L’artiste buriniste gomme les frontières entre l’art figuratif et l’art abstrait, joue sur les métamorphoses. Ses différents sujets se dessinent sur un fond épuré, avec élégance et légèreté. Tantôt on s’extasie devant des paysages aquatiques surplombés de rochers, tantôt on analyse chaque trait, chaque courbe pour découvrir des œuvres plus abstraites, plus surprenantes: des plantes qui s’apparentent à des courbes féminines, des silhouettes humaines surmontées de têtes d’animaux.
On constate également que ses gravures font écho les unes aux autres. Il lui arrive en effet de poser plusieurs matrices les unes à côté des autres, de commencer à tracer un trait qui lui inspire un autre dessin, qu’elle réalise ensuite sur un autre cuivre. Certaines séries se construisent donc en parallèle et engendrent parfois de nouvelles séries.
Le goût du livre d’art
Outre ses gravures, la rétrospective présente également «L’Atelier de Nathalie Grall», film datant de 2014 réalisé par Bertrand Renaudineau, dans lequel on découvre l’artiste au travail dans l’atelier qu’elle a aménagé dans sa maison familiale lilloise. On assiste à chaque étape de la création d’une gravure au burin, on observe avec admiration chaque mouvement, chaque coup de pinceau, chaque frappe au burin avant de découvrir le résultat final (une œuvre que l’on peut également admirer en vrai lors de l’exposition).
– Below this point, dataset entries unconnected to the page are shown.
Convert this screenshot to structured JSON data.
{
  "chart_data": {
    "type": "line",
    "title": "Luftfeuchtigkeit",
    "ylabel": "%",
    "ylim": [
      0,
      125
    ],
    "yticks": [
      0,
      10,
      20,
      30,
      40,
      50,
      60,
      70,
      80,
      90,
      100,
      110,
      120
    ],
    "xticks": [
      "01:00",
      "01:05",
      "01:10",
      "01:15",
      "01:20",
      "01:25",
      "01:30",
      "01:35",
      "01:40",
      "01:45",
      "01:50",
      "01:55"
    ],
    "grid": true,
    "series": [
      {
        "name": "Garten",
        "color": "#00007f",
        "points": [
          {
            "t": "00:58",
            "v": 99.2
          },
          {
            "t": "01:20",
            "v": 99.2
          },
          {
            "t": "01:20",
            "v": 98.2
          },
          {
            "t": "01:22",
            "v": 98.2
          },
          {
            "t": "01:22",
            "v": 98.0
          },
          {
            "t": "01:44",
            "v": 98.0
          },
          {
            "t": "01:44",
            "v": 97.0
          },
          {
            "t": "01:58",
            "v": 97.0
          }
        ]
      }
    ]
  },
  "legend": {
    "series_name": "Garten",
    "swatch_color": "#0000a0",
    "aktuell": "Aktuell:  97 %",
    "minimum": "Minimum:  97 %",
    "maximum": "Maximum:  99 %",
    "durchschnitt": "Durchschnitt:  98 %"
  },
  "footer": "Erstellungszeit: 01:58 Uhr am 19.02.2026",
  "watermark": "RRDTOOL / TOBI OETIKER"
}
Le film introduit également au spectateur les livres que l’artiste a illustrés, notamment «Caprices» du poète français Gérard Farasse pour lequel elle a créé 8 enluminures et 8 burins.
© «Éditions Henry».
Nathalie Grall partage en effet le goût du livre d’art avec d’autres artistes, et c’est sa rencontre avec Michèle Broutta, galeriste et éditrice, qui lui a offert la possibilité de confectionner de beaux recueils en collaboration avec des poètes ou des écrivains. Elle a ainsi publié en 2007 «Chants du jardin interdit» avec le poète et auteur iranien Parviz Khazraï.
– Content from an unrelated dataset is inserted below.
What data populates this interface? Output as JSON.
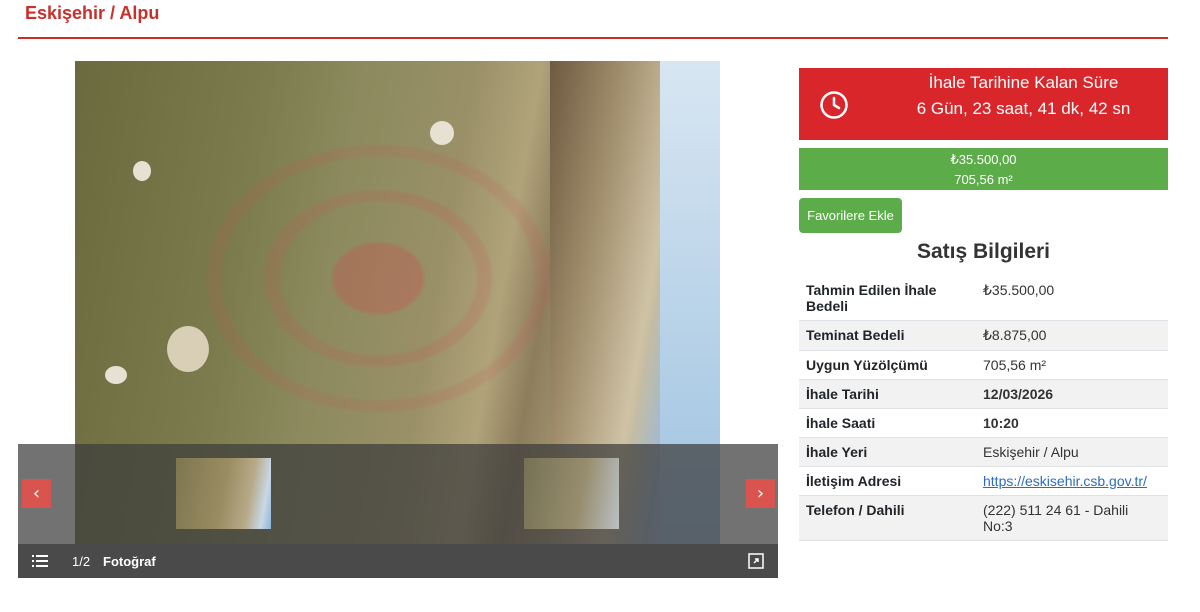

Ces livres sont à découvrir lors de l’exposition qui offre à Nathalie Grall la possibilité de dévoiler d’autres facettes de son travail: dessins, gouaches sur cartes à gratter ou encore sur radiographies, collages. On y découvre également son « cabinet des curiosités ».
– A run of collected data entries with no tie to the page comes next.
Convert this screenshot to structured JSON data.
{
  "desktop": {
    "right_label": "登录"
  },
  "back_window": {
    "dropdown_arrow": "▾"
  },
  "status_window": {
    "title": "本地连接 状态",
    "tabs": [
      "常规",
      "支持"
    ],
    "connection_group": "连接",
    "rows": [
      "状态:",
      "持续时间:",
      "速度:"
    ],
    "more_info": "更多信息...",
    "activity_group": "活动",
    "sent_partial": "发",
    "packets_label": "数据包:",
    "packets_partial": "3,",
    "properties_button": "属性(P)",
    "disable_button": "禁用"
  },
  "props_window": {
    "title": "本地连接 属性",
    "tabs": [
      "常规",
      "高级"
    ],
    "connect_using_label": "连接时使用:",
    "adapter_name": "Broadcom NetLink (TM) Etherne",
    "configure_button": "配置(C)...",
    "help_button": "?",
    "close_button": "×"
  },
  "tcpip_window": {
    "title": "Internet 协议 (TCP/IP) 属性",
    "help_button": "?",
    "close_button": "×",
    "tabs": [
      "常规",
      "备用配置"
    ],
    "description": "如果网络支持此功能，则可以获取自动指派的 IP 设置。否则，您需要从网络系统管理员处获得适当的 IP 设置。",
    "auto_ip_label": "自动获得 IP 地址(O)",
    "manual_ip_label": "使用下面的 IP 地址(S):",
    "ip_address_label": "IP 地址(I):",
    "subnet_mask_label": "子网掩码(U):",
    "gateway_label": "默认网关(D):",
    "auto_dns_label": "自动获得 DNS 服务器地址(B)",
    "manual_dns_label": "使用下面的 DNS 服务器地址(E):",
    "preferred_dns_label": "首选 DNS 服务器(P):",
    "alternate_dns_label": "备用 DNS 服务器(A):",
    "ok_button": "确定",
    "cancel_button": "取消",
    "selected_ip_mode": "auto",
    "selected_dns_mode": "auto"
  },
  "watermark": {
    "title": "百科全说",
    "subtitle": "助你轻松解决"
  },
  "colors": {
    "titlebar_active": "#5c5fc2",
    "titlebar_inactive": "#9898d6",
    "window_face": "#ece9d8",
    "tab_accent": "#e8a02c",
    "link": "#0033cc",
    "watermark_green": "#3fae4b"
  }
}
Cette rétrospective fait donc non seulement découvrir au visiteur l’ensemble de son œuvre gravé, mais également bien plus encore, et cela toujours avec un grand sens de la poésie et accompagné de citations du philosophe et essayiste Olivier Koettlitz, de la directrice du musée du Dessin et de l’Estampe originale de Gravelines Virginie Caudron, de la poétesse et auteure Laurence Paton ainsi que de Nathalie Grall elle-même.
Vidéo: B. Renaudineau, l’atelier de Nathalie Grall, Gerpinnes, Ed. Gallix, 2014.